La miseria moral de la alcaldesa comunista de Aguilar de la Frontera

De manual. Un municipio desconocido por muchos salta a la palestra informativa nacional porque su alcaldesa, aún más desconocida, y ávida de la gloria que le niega cada amanecer capitalista, quiere ingresar en la heroica nómina de libertarias que glosan el olimpo de la superioridad moral. Y lo hace conforme al protocolo mediático establecido por la izquierda para estos casos de revanchismo y ajuste de cuentas, al amparo de la ley de la media memoria histórica. Aunque en este asunto no se justifica, puesto que Cultura dejó claro que no incumplía ninguna normativa, salvo el muy discutible impacto que dicha cruz podría producir al resto del conjunto histórico.

Sostiene la comunista Carmen Flores (IU), alcaldesa de Aguilar de la Frontera, precedida por ese falso halo de tolerancia, que las personas «con sentimientos», pero no religiosas, gozan de un plus respecto a aquellas «con sentimientos religiosos, porque cuando realizan buenas obras, «lo hacen sin esperar que como recompensa se les ofrezca el Reino de los Cielos». Y lo afirma en unas declaraciones recogidas en un vídeo alojando desde el pasado 18 de enero en la página de Facebook de dicho ayuntamiento, como parte del débil argumentario esgrimido a la arbitraria e ignominiosa decisión de retirar la cruz aneja a la Iglesia de las Carmelitas Descalzas. 

Dice textualmente (min13:34): «Pienso que, desde esta institución, cuando ayudamos a las personas, siguiéndoles con sus necesidades día a día, tenemos un plus, porque las personas que se acogen a la Iglesia, y a lo que les dice la Iglesia, hacen ciertas cosas amparados en ciertas recompensas: se les ofrece el Reino de los Cielos. Por lo tanto, mirad, a lo mejor sí hacen buenas acciones, pero siempre esperan una recompensa. Los que no somos religiosos, y este es mi caso, estamos haciendo buenas obras, estamos atendiendo a sus necesidades sin pedir a cambio ninguna recompensa. Por lo tanto, pienso que es un sentimiento mucho más auténtico y más de aplaudir que cualquier otro sentimiento, porque es un sentimiento libre».

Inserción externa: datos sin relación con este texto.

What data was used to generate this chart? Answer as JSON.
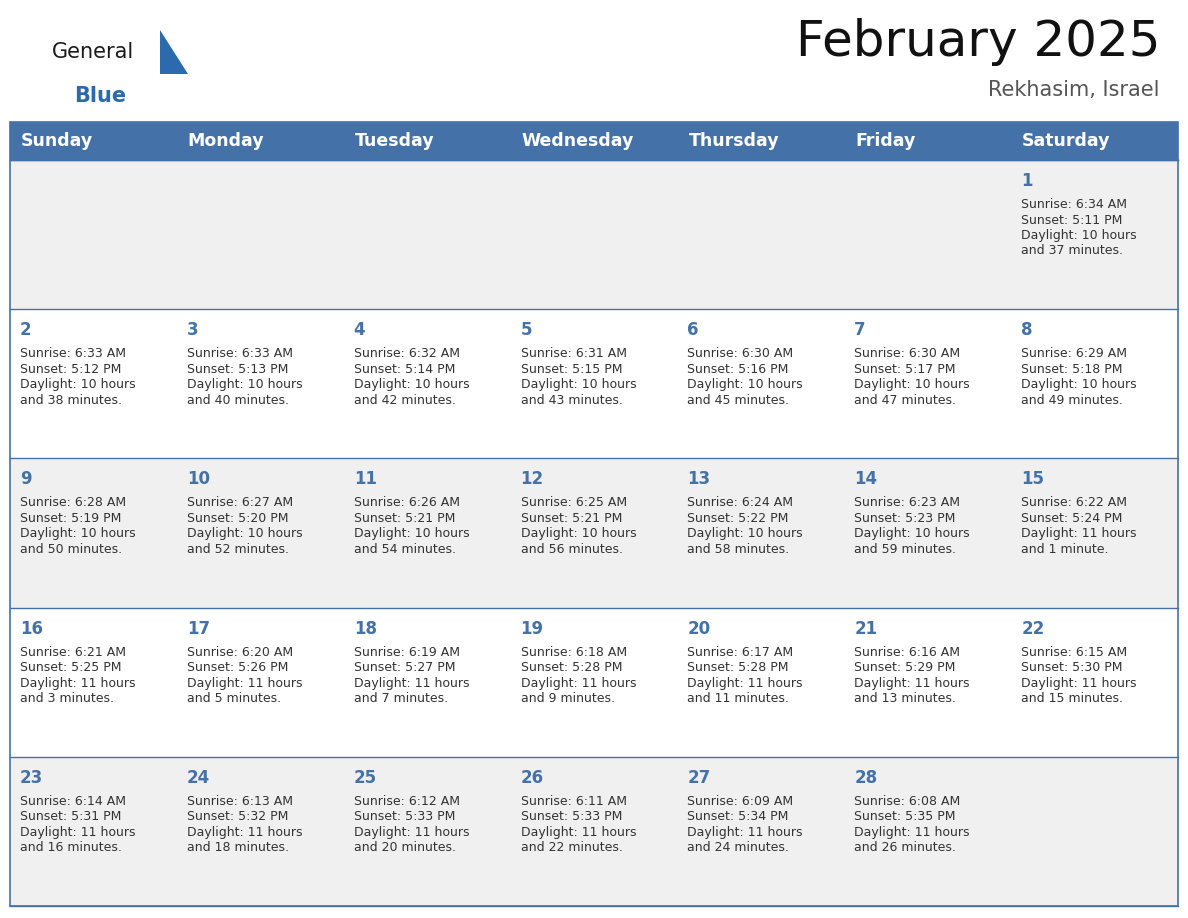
{
  "title": "February 2025",
  "subtitle": "Rekhasim, Israel",
  "days_of_week": [
    "Sunday",
    "Monday",
    "Tuesday",
    "Wednesday",
    "Thursday",
    "Friday",
    "Saturday"
  ],
  "header_bg": "#4472a8",
  "header_text": "#ffffff",
  "row_bg_odd": "#f0f0f0",
  "row_bg_even": "#ffffff",
  "border_color": "#4472a8",
  "day_num_color": "#4472a8",
  "text_color": "#333333",
  "logo_general_color": "#1a1a1a",
  "logo_blue_color": "#2a6aad",
  "logo_triangle_color": "#2a6aad",
  "calendar_data": [
    [
      null,
      null,
      null,
      null,
      null,
      null,
      {
        "day": 1,
        "sunrise": "6:34 AM",
        "sunset": "5:11 PM",
        "daylight": "10 hours",
        "daylight2": "and 37 minutes."
      }
    ],
    [
      {
        "day": 2,
        "sunrise": "6:33 AM",
        "sunset": "5:12 PM",
        "daylight": "10 hours",
        "daylight2": "and 38 minutes."
      },
      {
        "day": 3,
        "sunrise": "6:33 AM",
        "sunset": "5:13 PM",
        "daylight": "10 hours",
        "daylight2": "and 40 minutes."
      },
      {
        "day": 4,
        "sunrise": "6:32 AM",
        "sunset": "5:14 PM",
        "daylight": "10 hours",
        "daylight2": "and 42 minutes."
      },
      {
        "day": 5,
        "sunrise": "6:31 AM",
        "sunset": "5:15 PM",
        "daylight": "10 hours",
        "daylight2": "and 43 minutes."
      },
      {
        "day": 6,
        "sunrise": "6:30 AM",
        "sunset": "5:16 PM",
        "daylight": "10 hours",
        "daylight2": "and 45 minutes."
      },
      {
        "day": 7,
        "sunrise": "6:30 AM",
        "sunset": "5:17 PM",
        "daylight": "10 hours",
        "daylight2": "and 47 minutes."
      },
      {
        "day": 8,
        "sunrise": "6:29 AM",
        "sunset": "5:18 PM",
        "daylight": "10 hours",
        "daylight2": "and 49 minutes."
      }
    ],
    [
      {
        "day": 9,
        "sunrise": "6:28 AM",
        "sunset": "5:19 PM",
        "daylight": "10 hours",
        "daylight2": "and 50 minutes."
      },
      {
        "day": 10,
        "sunrise": "6:27 AM",
        "sunset": "5:20 PM",
        "daylight": "10 hours",
        "daylight2": "and 52 minutes."
      },
      {
        "day": 11,
        "sunrise": "6:26 AM",
        "sunset": "5:21 PM",
        "daylight": "10 hours",
        "daylight2": "and 54 minutes."
      },
      {
        "day": 12,
        "sunrise": "6:25 AM",
        "sunset": "5:21 PM",
        "daylight": "10 hours",
        "daylight2": "and 56 minutes."
      },
      {
        "day": 13,
        "sunrise": "6:24 AM",
        "sunset": "5:22 PM",
        "daylight": "10 hours",
        "daylight2": "and 58 minutes."
      },
      {
        "day": 14,
        "sunrise": "6:23 AM",
        "sunset": "5:23 PM",
        "daylight": "10 hours",
        "daylight2": "and 59 minutes."
      },
      {
        "day": 15,
        "sunrise": "6:22 AM",
        "sunset": "5:24 PM",
        "daylight": "11 hours",
        "daylight2": "and 1 minute."
      }
    ],
    [
      {
        "day": 16,
        "sunrise": "6:21 AM",
        "sunset": "5:25 PM",
        "daylight": "11 hours",
        "daylight2": "and 3 minutes."
      },
      {
        "day": 17,
        "sunrise": "6:20 AM",
        "sunset": "5:26 PM",
        "daylight": "11 hours",
        "daylight2": "and 5 minutes."
      },
      {
        "day": 18,
        "sunrise": "6:19 AM",
        "sunset": "5:27 PM",
        "daylight": "11 hours",
        "daylight2": "and 7 minutes."
      },
      {
        "day": 19,
        "sunrise": "6:18 AM",
        "sunset": "5:28 PM",
        "daylight": "11 hours",
        "daylight2": "and 9 minutes."
      },
      {
        "day": 20,
        "sunrise": "6:17 AM",
        "sunset": "5:28 PM",
        "daylight": "11 hours",
        "daylight2": "and 11 minutes."
      },
      {
        "day": 21,
        "sunrise": "6:16 AM",
        "sunset": "5:29 PM",
        "daylight": "11 hours",
        "daylight2": "and 13 minutes."
      },
      {
        "day": 22,
        "sunrise": "6:15 AM",
        "sunset": "5:30 PM",
        "daylight": "11 hours",
        "daylight2": "and 15 minutes."
      }
    ],
    [
      {
        "day": 23,
        "sunrise": "6:14 AM",
        "sunset": "5:31 PM",
        "daylight": "11 hours",
        "daylight2": "and 16 minutes."
      },
      {
        "day": 24,
        "sunrise": "6:13 AM",
        "sunset": "5:32 PM",
        "daylight": "11 hours",
        "daylight2": "and 18 minutes."
      },
      {
        "day": 25,
        "sunrise": "6:12 AM",
        "sunset": "5:33 PM",
        "daylight": "11 hours",
        "daylight2": "and 20 minutes."
      },
      {
        "day": 26,
        "sunrise": "6:11 AM",
        "sunset": "5:33 PM",
        "daylight": "11 hours",
        "daylight2": "and 22 minutes."
      },
      {
        "day": 27,
        "sunrise": "6:09 AM",
        "sunset": "5:34 PM",
        "daylight": "11 hours",
        "daylight2": "and 24 minutes."
      },
      {
        "day": 28,
        "sunrise": "6:08 AM",
        "sunset": "5:35 PM",
        "daylight": "11 hours",
        "daylight2": "and 26 minutes."
      },
      null
    ]
  ]
}
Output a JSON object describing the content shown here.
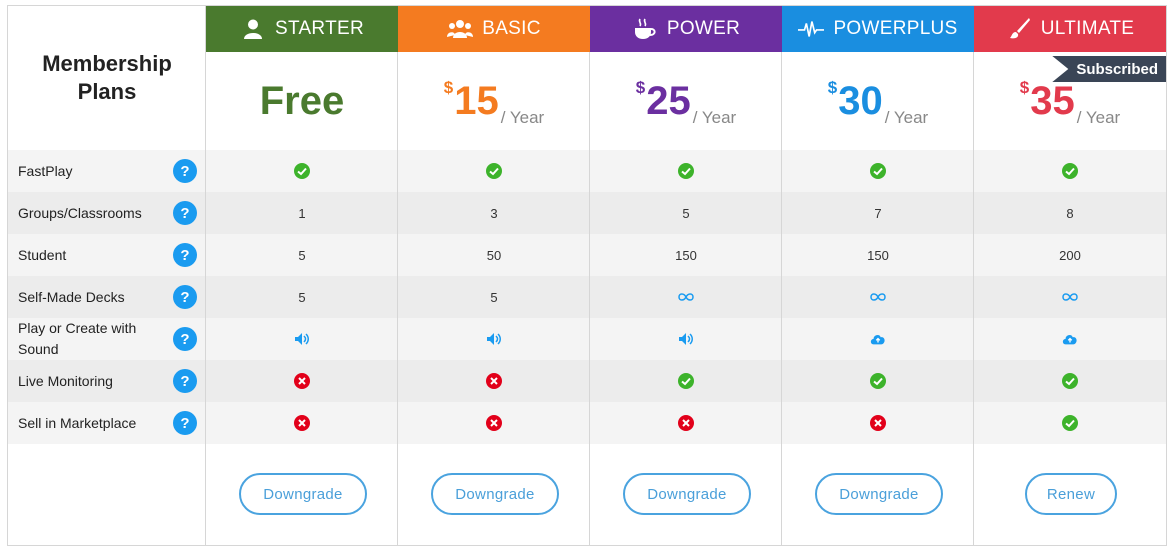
{
  "title_line1": "Membership",
  "title_line2": "Plans",
  "subscribed_label": "Subscribed",
  "plans": [
    {
      "name": "STARTER",
      "color": "#4a7a2e",
      "icon": "user-icon",
      "price": "Free",
      "currency": "",
      "period": "",
      "action": "Downgrade"
    },
    {
      "name": "BASIC",
      "color": "#f47b20",
      "icon": "group-icon",
      "price": "15",
      "currency": "$",
      "period": "/ Year",
      "action": "Downgrade"
    },
    {
      "name": "POWER",
      "color": "#6b2fa0",
      "icon": "coffee-icon",
      "price": "25",
      "currency": "$",
      "period": "/ Year",
      "action": "Downgrade"
    },
    {
      "name": "POWERPLUS",
      "color": "#1a8ee0",
      "icon": "pulse-icon",
      "price": "30",
      "currency": "$",
      "period": "/ Year",
      "action": "Downgrade"
    },
    {
      "name": "ULTIMATE",
      "color": "#e23a4c",
      "icon": "brush-icon",
      "price": "35",
      "currency": "$",
      "period": "/ Year",
      "action": "Renew"
    }
  ],
  "features": [
    {
      "label": "FastPlay",
      "values": [
        "check",
        "check",
        "check",
        "check",
        "check"
      ]
    },
    {
      "label": "Groups/Classrooms",
      "values": [
        "1",
        "3",
        "5",
        "7",
        "8"
      ]
    },
    {
      "label": "Student",
      "values": [
        "5",
        "50",
        "150",
        "150",
        "200"
      ]
    },
    {
      "label": "Self-Made Decks",
      "values": [
        "5",
        "5",
        "infinity",
        "infinity",
        "infinity"
      ]
    },
    {
      "label": "Play or Create with Sound",
      "values": [
        "sound",
        "sound",
        "sound",
        "upload",
        "upload"
      ]
    },
    {
      "label": "Live Monitoring",
      "values": [
        "cross",
        "cross",
        "check",
        "check",
        "check"
      ]
    },
    {
      "label": "Sell in Marketplace",
      "values": [
        "cross",
        "cross",
        "cross",
        "cross",
        "check"
      ]
    }
  ],
  "help_symbol": "?",
  "colors": {
    "check": "#3db32b",
    "cross": "#e2001a",
    "info": "#1a9bf0",
    "button": "#4aa3df"
  }
}
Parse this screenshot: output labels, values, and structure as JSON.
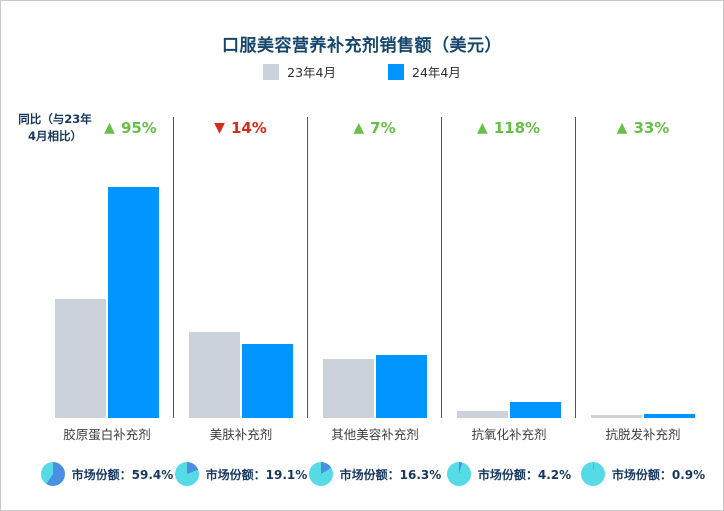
{
  "title": "口服美容营养补充剂销售额（美元）",
  "legend": {
    "prev_label": "23年4月",
    "curr_label": "24年4月"
  },
  "yoy_note": {
    "line1": "同比（与23年",
    "line2": "4月相比）"
  },
  "colors": {
    "title_text": "#17466b",
    "bar_2023": "#ccd2db",
    "bar_2024": "#0095ff",
    "up": "#67bf47",
    "down": "#d62a1a",
    "divider": "#555555",
    "pie_main": "#4a90e2",
    "pie_rest": "#55dbe6",
    "share_text": "#17375e"
  },
  "groups": [
    {
      "category": "胶原蛋白补充剂",
      "arrow": "▲",
      "trend": "up",
      "pct": "95%",
      "prev": 30.5,
      "curr": 59.4,
      "share": 59.4,
      "share_label": "市场份额：59.4%"
    },
    {
      "category": "美肤补充剂",
      "arrow": "▼",
      "trend": "down",
      "pct": "14%",
      "prev": 22.2,
      "curr": 19.1,
      "share": 19.1,
      "share_label": "市场份额：19.1%"
    },
    {
      "category": "其他美容补充剂",
      "arrow": "▲",
      "trend": "up",
      "pct": "7%",
      "prev": 15.2,
      "curr": 16.3,
      "share": 16.3,
      "share_label": "市场份额：16.3%"
    },
    {
      "category": "抗氧化补充剂",
      "arrow": "▲",
      "trend": "up",
      "pct": "118%",
      "prev": 1.9,
      "curr": 4.2,
      "share": 4.2,
      "share_label": "市场份额：4.2%"
    },
    {
      "category": "抗脱发补充剂",
      "arrow": "▲",
      "trend": "up",
      "pct": "33%",
      "prev": 0.7,
      "curr": 0.9,
      "share": 0.9,
      "share_label": "市场份额：0.9%"
    }
  ],
  "chart_data": {
    "type": "bar",
    "title": "口服美容营养补充剂销售额（美元）",
    "categories": [
      "胶原蛋白补充剂",
      "美肤补充剂",
      "其他美容补充剂",
      "抗氧化补充剂",
      "抗脱发补充剂"
    ],
    "series": [
      {
        "name": "23年4月",
        "values": [
          30.5,
          22.2,
          15.2,
          1.9,
          0.7
        ]
      },
      {
        "name": "24年4月",
        "values": [
          59.4,
          19.1,
          16.3,
          4.2,
          0.9
        ]
      }
    ],
    "yoy_change": [
      "+95%",
      "-14%",
      "+7%",
      "+118%",
      "+33%"
    ],
    "market_share_pct": [
      59.4,
      19.1,
      16.3,
      4.2,
      0.9
    ],
    "ylim": [
      0,
      62
    ],
    "y_axis_visible": false,
    "grid": false,
    "legend_position": "top"
  }
}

Desde esa superioridad moral reservada a la gente de izquierda; desde el sueño húmedo y larvado del pequeño cacique de pueblo, del rebelde libertador que ha de guiar a los parias explotados y oprimidos por el poder omnímodo de la Iglesia, bajo la ucronía de un manido relato que les provoca apoplejía cuando han de enfrentarse cada mañana con la realidad, la edil con «plus» de Aguilar de la Frontera utiliza una chusca argumentación para atacar al obispo de Córdoba y a los cristianos porque, como dice, «a lo mejor hacen buenas obras, pero esperando siempre una recompensa».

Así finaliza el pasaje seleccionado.